Reading in Another Language

I began learning French in 5th grade.  I participated in my public school district’s program called “French Back to Back.”  This program consisted of 5th grade students being a paired up with a French student of the same and age and gender.  Though typically the group of American students would go live with the French student they had been paired with and their family for three weeks and then the French student would live with the American student and their family for the subsequent three weeks.  The year I did it, the school we exchanged  with whether due to disinterest or another reason would not send back the French students so we simply went there for three weeks.  In preparation for this, the 20 or so of us who signed up for this experience from schools all over the district met once a week to learn basics of the French language, French culture and the expectations and requirements of “French Back to Back.”

After this, I kept up with French throughout middle and high school and even to college.  I remember one of my classmates in high school was reading Harry Potter in Italian and I thought, “I could never do that in French.”  While in college, my reading capacity in French grew as I had to do it for multiple assignments, but it wasn’t until the last few years that I began reading in French for enjoyment.  I too started to read the Harry Potter series.  In fact, while Michael and I spent two weeks in the mountains of Greece with his yiayia we developed a pattern where we exercised and stretched in the morning, then came downstairs with our books in Greek and French respectively which we read while eating our Greek “Fitness” Cereal.

Greece 2011

Greece 2011

I have been thinking about how reading is so beneficial to learning a language.  I was a voracious reader as a child and there were so many words that I picked up from reading books.  I never bothered to look them up in a dictionary but by using the context, especially since many of these words were repeated, I was able to garner the meaning.  The same thing can happen by reading in a foreign language.  It is a great way to enhance vocabulary.  It is true that the amount of unknown words may be greater in a foreign text than if you were reading in your native language but the fact remains that you will be learning vocabulary in an authentic situation.

This is not to disregard the importance of oral practice with language learning however.  In fact, though I learned new words by reading in English when I was younger, there was some I did not know how to pronounce until I was much older.  (Example:  succumb.  I was sure it was pronounced “sahcoom.”  I sounded like an idiot when I said it aloud).  Being able to pronounce words correctly is important for oral communicatory purposes with a language though not necessarily for purely written communication.  I went years not knowing how to pronounce the name “Hermione,” but that didn’t mean I enjoyed J.K. Rowling’s books any less!
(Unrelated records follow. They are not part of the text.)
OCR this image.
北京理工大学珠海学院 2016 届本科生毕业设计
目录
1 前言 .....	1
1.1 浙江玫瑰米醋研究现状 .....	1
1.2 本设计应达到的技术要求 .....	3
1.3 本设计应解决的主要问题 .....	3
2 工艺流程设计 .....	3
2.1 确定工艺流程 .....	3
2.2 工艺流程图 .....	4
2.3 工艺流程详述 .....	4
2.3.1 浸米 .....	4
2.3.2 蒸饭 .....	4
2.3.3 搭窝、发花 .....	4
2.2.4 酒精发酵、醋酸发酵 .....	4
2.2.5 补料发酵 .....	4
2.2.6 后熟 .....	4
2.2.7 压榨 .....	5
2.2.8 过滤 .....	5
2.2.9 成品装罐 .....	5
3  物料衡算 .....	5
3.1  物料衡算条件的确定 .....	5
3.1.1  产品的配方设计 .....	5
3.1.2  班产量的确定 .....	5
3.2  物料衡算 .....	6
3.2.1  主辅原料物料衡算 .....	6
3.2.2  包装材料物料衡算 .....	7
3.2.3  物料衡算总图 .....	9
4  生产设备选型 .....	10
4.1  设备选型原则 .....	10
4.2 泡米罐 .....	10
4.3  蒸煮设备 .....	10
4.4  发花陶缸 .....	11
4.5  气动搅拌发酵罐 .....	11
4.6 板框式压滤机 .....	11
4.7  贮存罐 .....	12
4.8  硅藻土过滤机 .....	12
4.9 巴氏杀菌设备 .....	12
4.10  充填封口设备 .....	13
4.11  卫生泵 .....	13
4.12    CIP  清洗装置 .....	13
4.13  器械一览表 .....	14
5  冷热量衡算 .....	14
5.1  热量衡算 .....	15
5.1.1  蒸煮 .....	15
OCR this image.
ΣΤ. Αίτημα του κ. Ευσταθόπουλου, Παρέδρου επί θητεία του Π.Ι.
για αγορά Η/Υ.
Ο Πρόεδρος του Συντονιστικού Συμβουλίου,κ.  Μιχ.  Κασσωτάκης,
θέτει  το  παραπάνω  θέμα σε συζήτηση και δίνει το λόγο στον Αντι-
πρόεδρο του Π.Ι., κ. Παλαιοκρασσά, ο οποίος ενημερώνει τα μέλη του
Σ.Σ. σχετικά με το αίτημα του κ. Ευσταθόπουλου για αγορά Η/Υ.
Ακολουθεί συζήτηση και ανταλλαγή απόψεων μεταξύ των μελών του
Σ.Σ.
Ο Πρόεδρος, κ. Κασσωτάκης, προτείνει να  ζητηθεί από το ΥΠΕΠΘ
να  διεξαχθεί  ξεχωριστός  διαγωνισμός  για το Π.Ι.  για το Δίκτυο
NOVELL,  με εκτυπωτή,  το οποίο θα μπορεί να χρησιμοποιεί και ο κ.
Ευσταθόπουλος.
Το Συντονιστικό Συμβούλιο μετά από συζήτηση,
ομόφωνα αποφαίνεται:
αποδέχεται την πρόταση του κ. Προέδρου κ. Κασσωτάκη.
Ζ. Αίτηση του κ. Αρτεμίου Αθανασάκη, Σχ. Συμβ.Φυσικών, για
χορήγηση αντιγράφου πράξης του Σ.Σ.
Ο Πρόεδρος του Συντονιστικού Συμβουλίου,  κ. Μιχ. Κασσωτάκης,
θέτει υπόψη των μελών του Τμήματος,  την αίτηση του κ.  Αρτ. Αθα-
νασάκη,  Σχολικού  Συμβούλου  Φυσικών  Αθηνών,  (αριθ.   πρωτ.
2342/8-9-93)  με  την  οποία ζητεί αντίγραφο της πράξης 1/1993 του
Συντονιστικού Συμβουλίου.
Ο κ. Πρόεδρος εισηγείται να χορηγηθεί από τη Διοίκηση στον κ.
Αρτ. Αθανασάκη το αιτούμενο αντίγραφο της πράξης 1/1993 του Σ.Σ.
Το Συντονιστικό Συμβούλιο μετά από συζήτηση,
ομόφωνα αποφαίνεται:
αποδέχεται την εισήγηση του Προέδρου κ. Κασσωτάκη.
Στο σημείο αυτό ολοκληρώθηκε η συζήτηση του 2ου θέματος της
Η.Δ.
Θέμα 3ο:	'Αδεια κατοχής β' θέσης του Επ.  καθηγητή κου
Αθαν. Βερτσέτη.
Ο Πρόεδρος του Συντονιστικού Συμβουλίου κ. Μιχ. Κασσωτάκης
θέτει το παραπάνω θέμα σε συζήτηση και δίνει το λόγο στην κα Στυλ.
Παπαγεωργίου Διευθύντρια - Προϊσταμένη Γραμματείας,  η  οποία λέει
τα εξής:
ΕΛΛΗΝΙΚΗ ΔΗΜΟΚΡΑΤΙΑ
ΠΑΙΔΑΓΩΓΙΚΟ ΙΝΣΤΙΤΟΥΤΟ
Michael and his yiayia in Greece

Michael and his yiayia in Greece

Thoughts on reading in a different language?


10 Things I’ve Learned About Boston

I moved to Boston from Michigan this past August.  I am a natural homebody and so I was worried about how I would adjust to this change.  I am pleased to announce that things have been going quite well!  The architecture is beautiful and there is a large pond right near my apartment to go running around. During the last 6 months here, I have had the opportunity to learn quite a bit about the city of Bahston, the East Coast and living in a city in general.  10 things I didn’t know before I moved:

  1. If you go to the movies in Boston, and ask what kind of pop they have.  Most likely the guy behind the counter will look at you as if you were crazy and hesitantly point at the popcorn.  They word they are looking for is soda.
  2. Speaking of movies-want to see a movie in downtown Boston? Great idea…however, be sure to get there on time.  And by on time, I mean approximately an hour before the movie starts.  Otherwise, there might not be any tickets left or all of the seats will be filled and you will be forced to sit on those seats at the front of the theatre.  Those seats that make movie watching an incredibly painful and uncomfortable experience.
  3. The drinking fountain is called a Bubbler.
  4. Aunts are called AHHNTS.
  5. Roundabouts are called Rotaries.
  6. The subway is called the T and the passes are called CharlieCards.  I am not sure why, but I like it.
  7. The horn on a car is no longer used as a device to warn others.  It is more like a stress ball-when one is angry and frustrated in traffic, they simply use the horn to let others know so.
  8. Do not be surprised if the street you are driving on suddenly changes names or if you can’t find a stop sign for it.  These streets are meant to test your wits and willpower.  How long will you continue going even if you have absolutely no idea where you are?
  9. The New England Aquarium is really excellent, however, once you go through it, there is no point in paying for it again.  One of the best attractions, the seals and sea lions, are right outside in plain view to visit whenever you like! (Definitely go in at least once though, penguins and turtles oh my!)
  10. After a blizzard or large snowstorm, it is considered commonplace to dig out your car then place a household item such as a chair or recycling bin in order to save it.